Ingredients in Dill and Dijon Creamer Potatoes
This roasted potato side dish is very easy to make and tastes great! You may be wondering what the difference is between regular and creamer potatoes and that is a great question!
What is a creamer potato?
A creamer potato is a small potato that has been harvested early to keep it small in size! I love these delicious smaller potatoes that have a creamy texture. Creamer potatoes are great for roasting as they require no peeling. We love the creamer potatoes from The Little Potato Company.
Ingredients in this Easy Potato Side Dish
I love these creamy potatoes paired with savory dill and tangy dijon mustard. The ingredients used to coat these potatoes contain NO OIL making them perfect for those following an oil free whole food plant based diet.
You only need a few simple ingredients to make this tasty roasted potato side dish.
- Creamer Potatoes
- Dried Dill Weed
- Dijon Mustard
- Minced Garlic
- Lemon Juice
- Salt & Pepper
These dijon roasted potatoes are a dish your family will love!
How to Make Mustard Roasted Baby Potatoes
Along with a simple ingredient list, these baby potatoes are also very easy to make! I love when dinner comes together quickly and you have more time to enjoy your evening or catch up on work.
First, you will need to slice your creamer potatoes in half and place in a medium sized bowl. Next, whisk together your dijon mustard, dill, garlic and lemon juice in another small bowl. Toss your potatoes with sauce and voilà these spuds are ready to roast.
How to Serve This Healthy Plant Based Side Dish
We love this easy side paired with roasted cauliflower or our broccoli chickpea patties. These potatoes would pair well with any grilled vegetable dish as well!
Store leftovers in the refrigerator for up to 3 days.
If you make this tasty potato side dish, I would love to know! Tag @badtothebowl on social media.
Roasted Dill and Dijon Creamer Potatoes
- 3 cups baby creamer potatoes , halved
- 2 Tablespoons dijon mustard
- 1 Tablespoon lemon juice , freshly squeezed
- 2 cloves garlic , minced
- 1 teaspoon dried dill
- salt and ground pepper taste
- Preheat oven to 400 degrees and line a large rimmed baking sheet with parchment paper or a silpat mat.
- Halve your creamer potatoes and place in a medium sized bowl.
- In a small bowl, combine your dijon mustard, lemon juice, garlic and dill. Stir together well. Add your sauce to potatoes and toss to combine.

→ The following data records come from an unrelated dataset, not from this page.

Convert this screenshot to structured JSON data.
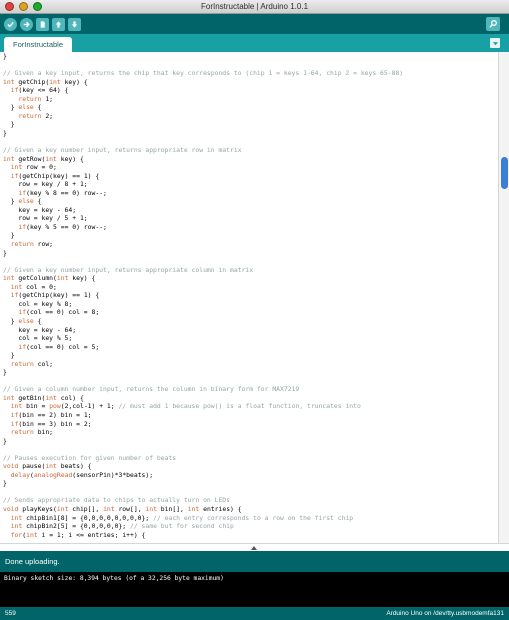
{
  "window": {
    "title": "ForInstructable | Arduino 1.0.1"
  },
  "toolbar": {
    "buttons": [
      {
        "name": "verify-button",
        "icon": "checkmark-icon"
      },
      {
        "name": "upload-button",
        "icon": "arrow-right-icon"
      },
      {
        "name": "new-button",
        "icon": "new-file-icon"
      },
      {
        "name": "open-button",
        "icon": "arrow-up-icon"
      },
      {
        "name": "save-button",
        "icon": "arrow-down-icon"
      }
    ],
    "serial_icon": "magnifier-icon"
  },
  "tab": {
    "label": "ForInstructable"
  },
  "colors": {
    "toolbar_bg": "#006468",
    "tabbar_bg": "#17a1a5",
    "button_bg": "#4db7bb",
    "keyword": "#cc6633",
    "comment": "#95a5a6",
    "scroll_thumb": "#3a7fd5"
  },
  "code": [
    "}",
    "",
    "// Given a key input, returns the chip that key corresponds to (chip 1 = keys 1-64, chip 2 = keys 65-88)",
    "int getChip(int key) {",
    "  if(key <= 64) {",
    "    return 1;",
    "  } else {",
    "    return 2;",
    "  }",
    "}",
    "",
    "// Given a key number input, returns appropriate row in matrix",
    "int getRow(int key) {",
    "  int row = 0;",
    "  if(getChip(key) == 1) {",
    "    row = key / 8 + 1;",
    "    if(key % 8 == 0) row--;",
    "  } else {",
    "    key = key - 64;",
    "    row = key / 5 + 1;",
    "    if(key % 5 == 0) row--;",
    "  }",
    "  return row;",
    "}",
    "",
    "// Given a key number input, returns appropriate column in matrix",
    "int getColumn(int key) {",
    "  int col = 0;",
    "  if(getChip(key) == 1) {",
    "    col = key % 8;",
    "    if(col == 0) col = 8;",
    "  } else {",
    "    key = key - 64;",
    "    col = key % 5;",
    "    if(col == 0) col = 5;",
    "  }",
    "  return col;",
    "}",
    "",
    "// Given a column number input, returns the column in binary form for MAX7219",
    "int getBin(int col) {",
    "  int bin = pow(2,col-1) + 1; // must add 1 because pow() is a float function, truncates into",
    "  if(bin == 2) bin = 1;",
    "  if(bin == 3) bin = 2;",
    "  return bin;",
    "}",
    "",
    "// Pauses execution for given number of beats",
    "void pause(int beats) {",
    "  delay(analogRead(sensorPin)*3*beats);",
    "}",
    "",
    "// Sends appropriate data to chips to actually turn on LEDs",
    "void playKeys(int chip[], int row[], int bin[], int entries) {",
    "  int chipBin1[8] = {0,0,0,0,0,0,0,0}; // each entry corresponds to a row on the first chip",
    "  int chipBin2[5] = {0,0,0,0,0}; // same but for second chip",
    "  for(int i = 1; i <= entries; i++) {"
  ],
  "status": {
    "message": "Done uploading."
  },
  "console": {
    "line": "Binary sketch size: 8,394 bytes (of a 32,256 byte maximum)"
  },
  "footer": {
    "line_number": "559",
    "board": "Arduino Uno on /dev/tty.usbmodemfa131"
  }
}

- Spread out in a single layer on large rimmed baking sheet – do not overlap the potatoes so they roast evenly.
- Roast for 400 degrees for 40 minutes, flip potatoes ½ way through roasting time.
- Store leftovers in the fridge! Leftovers would be great with for breakfast.
- If you notice that the potatoes start to look dry while cooking or when you flip them, toss with a 1-2 teaspoon of olive oil (if using oil) OR with 1-2 teaspoons vegetable stock. This recipe turned out great as is, but some ovens may cook differently than mine and I love my potatoes a crispy rather than saucy.